Comment comprendre cette joie en plein Carême ?
Au fond, nous avons une conception du temps liturgique faussée. Nous concevons le Carême comme une attente de Pâques, comme si le Christ n’était pas déjà ressuscité… et c’est vrai au sens chronologique. Mais l’année liturgique se comprend à partir de la fin. Elle débute deux semaines avant le début de l’Avent avec la fête du Christ-Roi. La Semaine sainte, en particulier la nuit pascale, est en son cœur. C’est-à-dire que toute l’année est centrée sur le fait que nous célébrons le Christ vivant à jamais auprès de Dieu. En Carême : Christ est ressuscité ! Le Vendredi saint, nous prenons cette antienne : Ta croix, Seigneur, nous l’adorons et ta sainte résurrection, nous la chantons (…). Ce jour-là n’est pas l’enterrement de Jésus, mais déjà la célébration du mystère pascal : la joie d’être sauvé par le Christ ! Seulement, nous avons du mal à identifier que nous sommes sauvés et d’une certaine manière nous avons du mal à identifier notre besoin d’être sauvé par Dieu.

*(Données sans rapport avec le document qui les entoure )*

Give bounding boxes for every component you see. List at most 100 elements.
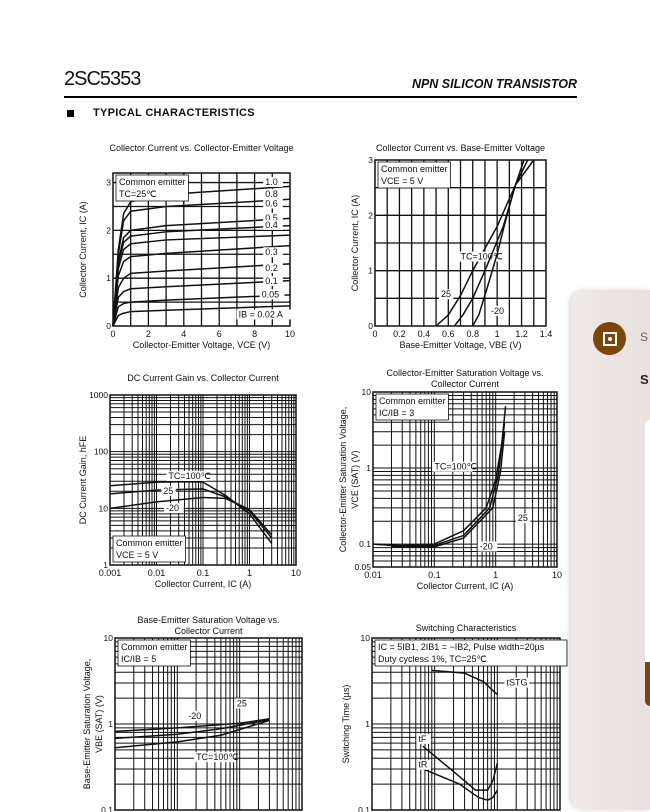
chart-title: Switching Characteristics [416, 623, 517, 633]
x-tick-label: 0.1 [197, 568, 210, 578]
x-tick-label: 0.01 [364, 570, 382, 580]
series-label: 0.3 [265, 247, 278, 257]
series-label: -20 [166, 503, 179, 513]
series-label-bg [263, 198, 283, 209]
series-label-bg [186, 710, 206, 721]
chart-2: Collector Current vs. Base-Emitter Volta… [350, 143, 552, 350]
chart-4: Collector-Emitter Saturation Voltage vs.… [338, 368, 562, 591]
condition-text: VCE = 5 V [381, 176, 423, 186]
x-tick-label: 8 [252, 329, 257, 339]
series-label-bg [432, 461, 473, 472]
safe-icon[interactable] [593, 322, 626, 355]
part-number: 2SC5353 [64, 68, 141, 90]
y-axis-label: Collector Current, IC (A) [78, 201, 88, 298]
series-curve [114, 719, 270, 749]
series-label: tF [418, 734, 427, 744]
condition-text: Common emitter [379, 396, 446, 406]
chart-5: Base-Emitter Saturation Voltage vs.Colle… [82, 615, 303, 812]
y-axis-label: DC Current Gain, hFE [78, 436, 88, 525]
y-tick-label: 100 [94, 447, 108, 457]
chart-title: Collector Current vs. Collector-Emitter … [109, 143, 293, 153]
x-tick-label: 4 [181, 329, 186, 339]
condition-text: Duty cycles≤ 1%, TC=25℃ [378, 654, 487, 664]
bullet-icon [67, 110, 74, 117]
series-label: 0.6 [265, 198, 278, 208]
series-label: 25 [441, 289, 451, 299]
series-label: 0.2 [265, 263, 278, 273]
series-label: TC=100℃ [168, 471, 210, 481]
y-axis-label: VCE (SAT) (V) [350, 450, 360, 508]
series-label-bg [263, 188, 283, 199]
panel-heading: S [640, 372, 649, 387]
condition-text: IC/IB = 3 [379, 408, 414, 418]
chart-title: Collector-Emitter Saturation Voltage vs. [386, 368, 543, 378]
y-tick-label: 1 [106, 273, 111, 283]
condition-text: TC=25℃ [119, 189, 156, 199]
panel-label: S [640, 330, 649, 344]
y-tick-label: 1 [365, 719, 370, 729]
plot-frame [374, 159, 547, 327]
x-tick-label: 1 [247, 568, 252, 578]
plot-frame [109, 394, 297, 566]
chart-3: DC Current Gain vs. Collector Current Col… [78, 373, 301, 589]
series-label: tR [418, 760, 428, 770]
side-panel[interactable]: S S [571, 290, 650, 810]
x-tick-label: 0 [372, 329, 377, 339]
series-label-bg [263, 212, 283, 223]
series-curve [372, 422, 506, 547]
x-tick-label: 1 [493, 570, 498, 580]
y-tick-label: 3 [368, 155, 373, 165]
x-tick-label: 0.8 [466, 329, 479, 339]
x-tick-label: 0.1 [428, 570, 441, 580]
series-label: 0.05 [262, 289, 280, 299]
x-axis-label: Base-Emitter Voltage, VBE (V) [399, 340, 521, 350]
series-label: TC=100℃ [196, 752, 238, 762]
series-curve [109, 488, 273, 539]
series-label-bg [236, 309, 298, 320]
x-tick-label: 1.4 [540, 329, 553, 339]
series-label-bg [477, 541, 498, 552]
x-tick-label: 1 [495, 329, 500, 339]
condition-text: VCE = 5 V [116, 550, 158, 560]
x-tick-label: 0.6 [442, 329, 455, 339]
series-label-bg [416, 759, 431, 770]
plot-frame [371, 637, 561, 811]
series-label-bg [263, 275, 283, 286]
x-tick-label: 10 [291, 568, 301, 578]
series-label-bg [263, 219, 283, 230]
series-curve [112, 305, 291, 327]
y-tick-label: 2 [368, 210, 373, 220]
x-tick-label: 10 [552, 570, 562, 580]
series-curve [112, 244, 291, 327]
y-axis-label: VBE (SAT) (V) [94, 695, 104, 753]
x-tick-label: 1.2 [515, 329, 528, 339]
x-tick-label: 10 [285, 329, 295, 339]
y-tick-label: 10 [104, 633, 114, 643]
panel-button[interactable] [645, 662, 650, 706]
y-tick-label: 1 [368, 266, 373, 276]
condition-text: IC = 5IB1, 2IB1 = −IB2, Pulse width=20µs [378, 642, 545, 652]
conditions-box [112, 535, 186, 563]
series-curve [109, 480, 273, 544]
series-curve [422, 768, 498, 801]
series-label-bg [166, 470, 207, 481]
series-curve [114, 718, 270, 733]
series-label: 1.0 [265, 177, 278, 187]
series-label: 0.5 [265, 213, 278, 223]
series-curve [112, 294, 291, 327]
series-label-bg [438, 289, 454, 300]
series-label-bg [194, 752, 235, 763]
conditions-box [115, 174, 189, 202]
series-label-bg [263, 176, 283, 187]
series-label: 0.8 [265, 189, 278, 199]
chart-title: Collector Current [431, 379, 500, 389]
series-label: IB = 0.02 A [239, 309, 283, 319]
series-curve [391, 431, 506, 548]
plot-frame [112, 172, 291, 327]
chart-6: Switching Characteristics Switching Time … [341, 623, 568, 812]
chart-title: Collector Current vs. Base-Emitter Volta… [376, 143, 545, 153]
x-tick-label: 0.4 [418, 329, 431, 339]
series-curve [422, 745, 499, 791]
panel-card [645, 420, 650, 700]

Qu’est-ce que les aspects liturgiques signifient ?
Comme évoqué plus haut, c’est un adoucissement de la pénitence du temps de Carême pour laisser entrevoir la joie de Pâques. La couleur violette des vêtements liturgiques peut être remplacée par du rose. Le chemin des catéchumènes est le plus important, en s’attachant aux aspects liturgiques, on risque de faire du dimanche de Laetare du folklore. Comme l’a dénoncé à plusieurs reprises le pape François, le venin de la mondanité spirituelle nous guette. Il y a d’un côté le néopélagianisme, où l’on célèbre la liturgie de façon tellement parfaite que l’on se regarde le nombril en même temps : c’est un détournement de la liturgie. Elle est d’abord un don à recevoir ! De l’autre côté, le gnosticisme revient à voir dans le fait liturgique et dans chaque détail un pouvoir plus ou moins ésotérique. Héritée des allégories médiévales, cette vision plait énormément, mais elle est biaisée. Nous sommes bien d’accord sur la quête de sens, le vrai désir de servir la liturgie. Il correspond sans doute au désir de, comment dire, réenchantement de notre monde. Au regard du temps passé devant nos écrans, de cette superficialité constante, on recherche une profondeur. Mais attention, évitons d’être prisonnier d’une forme de pensée, interrogeons-la. La véritable liturgie, c’est toujours celle de l’Évangile du Christ ressuscité.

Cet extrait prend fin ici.